Zärtlich wischte Dian ihr die Tränen fort. »Nicht jeder kommt nach seinem Tod in die Anderswelt. Und manche müssen dafür nicht einmal sterben. So wie du.« Er küsste sie.
»Ja. Aber es wäre so schön, wenn ich meine Tante oder vielleicht sogar meine Mutter sehen könnte. Wenn ich sie wissen lassen könnte, dass es mir gut geht, dass ich glücklich bin. Ich weiß, dass sich Tante Mable bis zu ihrem Tod Gedanken um mich gemacht hat.« Die Vorstellung war schrecklich. Hoffentlich hatte Tante Mable ihr Leben ohne sie in den Griff bekommen und nicht jahrelang getrauert oder sich gar Vorwürfe gemacht. Vielleicht war sie selbst glücklich geworden. Dass es einen Mann in ihrem Leben gegeben hatte, glaubte Imogen zwar nicht, aber Freunde hatte ihre Tante schon damals viele gehabt. Vielleicht hatten die ihr geholfen, über das Verschwinden ihrer geliebten Nichte hinwegzukommen.

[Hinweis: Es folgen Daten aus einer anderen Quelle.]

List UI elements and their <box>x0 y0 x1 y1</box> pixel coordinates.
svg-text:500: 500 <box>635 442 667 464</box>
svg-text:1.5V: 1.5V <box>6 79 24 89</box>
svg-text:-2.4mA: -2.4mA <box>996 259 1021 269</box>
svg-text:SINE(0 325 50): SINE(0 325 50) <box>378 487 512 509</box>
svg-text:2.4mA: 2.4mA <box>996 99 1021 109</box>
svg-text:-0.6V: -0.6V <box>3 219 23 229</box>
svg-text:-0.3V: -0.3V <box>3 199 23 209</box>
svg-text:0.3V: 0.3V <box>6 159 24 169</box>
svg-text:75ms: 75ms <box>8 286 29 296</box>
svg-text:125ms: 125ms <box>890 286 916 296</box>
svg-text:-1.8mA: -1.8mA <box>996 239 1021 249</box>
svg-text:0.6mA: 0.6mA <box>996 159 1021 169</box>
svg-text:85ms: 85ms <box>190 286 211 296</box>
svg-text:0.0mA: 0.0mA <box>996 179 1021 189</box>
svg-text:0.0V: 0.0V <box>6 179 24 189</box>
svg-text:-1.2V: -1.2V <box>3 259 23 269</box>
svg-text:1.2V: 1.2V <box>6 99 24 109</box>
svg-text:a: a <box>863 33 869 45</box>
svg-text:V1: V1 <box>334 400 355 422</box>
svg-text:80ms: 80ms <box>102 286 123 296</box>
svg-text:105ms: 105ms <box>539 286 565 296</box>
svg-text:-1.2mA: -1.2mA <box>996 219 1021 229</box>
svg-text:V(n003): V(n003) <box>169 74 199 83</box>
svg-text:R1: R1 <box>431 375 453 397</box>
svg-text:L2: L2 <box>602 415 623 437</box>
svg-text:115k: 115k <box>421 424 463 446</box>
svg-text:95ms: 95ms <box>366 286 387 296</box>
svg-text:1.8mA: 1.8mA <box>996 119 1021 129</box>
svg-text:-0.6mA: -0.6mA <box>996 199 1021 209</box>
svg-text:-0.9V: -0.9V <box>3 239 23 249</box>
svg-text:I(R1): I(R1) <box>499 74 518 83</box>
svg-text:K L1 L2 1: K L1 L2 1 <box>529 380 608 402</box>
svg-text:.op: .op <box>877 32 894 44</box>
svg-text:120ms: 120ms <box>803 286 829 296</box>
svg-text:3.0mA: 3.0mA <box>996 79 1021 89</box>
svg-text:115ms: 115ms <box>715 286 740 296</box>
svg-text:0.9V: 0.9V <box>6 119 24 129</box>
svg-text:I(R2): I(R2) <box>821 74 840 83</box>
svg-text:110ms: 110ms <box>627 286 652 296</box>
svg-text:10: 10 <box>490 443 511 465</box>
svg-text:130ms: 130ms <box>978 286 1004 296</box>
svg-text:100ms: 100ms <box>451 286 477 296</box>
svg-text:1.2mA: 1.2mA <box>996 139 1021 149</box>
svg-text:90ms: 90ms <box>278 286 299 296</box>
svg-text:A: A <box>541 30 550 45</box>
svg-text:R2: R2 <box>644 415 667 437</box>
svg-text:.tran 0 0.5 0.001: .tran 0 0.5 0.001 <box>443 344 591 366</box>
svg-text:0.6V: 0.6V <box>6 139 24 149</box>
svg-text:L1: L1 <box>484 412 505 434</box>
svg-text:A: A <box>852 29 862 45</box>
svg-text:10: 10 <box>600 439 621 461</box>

»Sie hat dich geliebt und dich zu dem Menschen gemacht, der du nun bist. Ich wünschte, ich könnte es dir ermöglichen, aber das steht leider nicht in meiner Macht.« In seinen Augen stand ein Ausdruck solch tiefen Bedauerns, dass Imogen schluckte. Sie wollte nicht, dass auch Dian traurig war oder sich um etwas grämte, das er nicht ändern konnte.
»Ist schon gut. Ich weiß ja, dass es nicht geht.«
»Aber dennoch wünschst du es dir. Das ist nur zu verständlich. Ich denke oft genauso.«
»Entschuldige, ich wollte keine alten Wunden aufreißen.« Er hatte seine Familie ebenso verloren wie sie, niedergemetzelt von seinen Feinden. Daran hatte sie, gefangen in ihrem eigenen Schmerz, nicht gedacht. Es musste schlimm für Dian gewesen sein, seine Heimat zerstört vorzufinden, all jene, die er kannte und liebte auf grausame Weise ermordet. Auch sein Leben hatte sich gravierend verändert. Er hatte es geschafft, sich eine neue Existenz aufzubauen. Mehr noch, er war zum Herrscher über einen großen Teil der Anderswelt geworden und hatte den Schmerz über den Verlust bewältigt, auch wenn Imogen spürte, wie sehr es ihn nach all der Zeit immer noch bewegte. Auch sie würde lernen, mit ihrem neuen Leben umzugehen, dessen war sie sich sicher. Die Trauer über das Verlorene würde jedoch nie vergehen.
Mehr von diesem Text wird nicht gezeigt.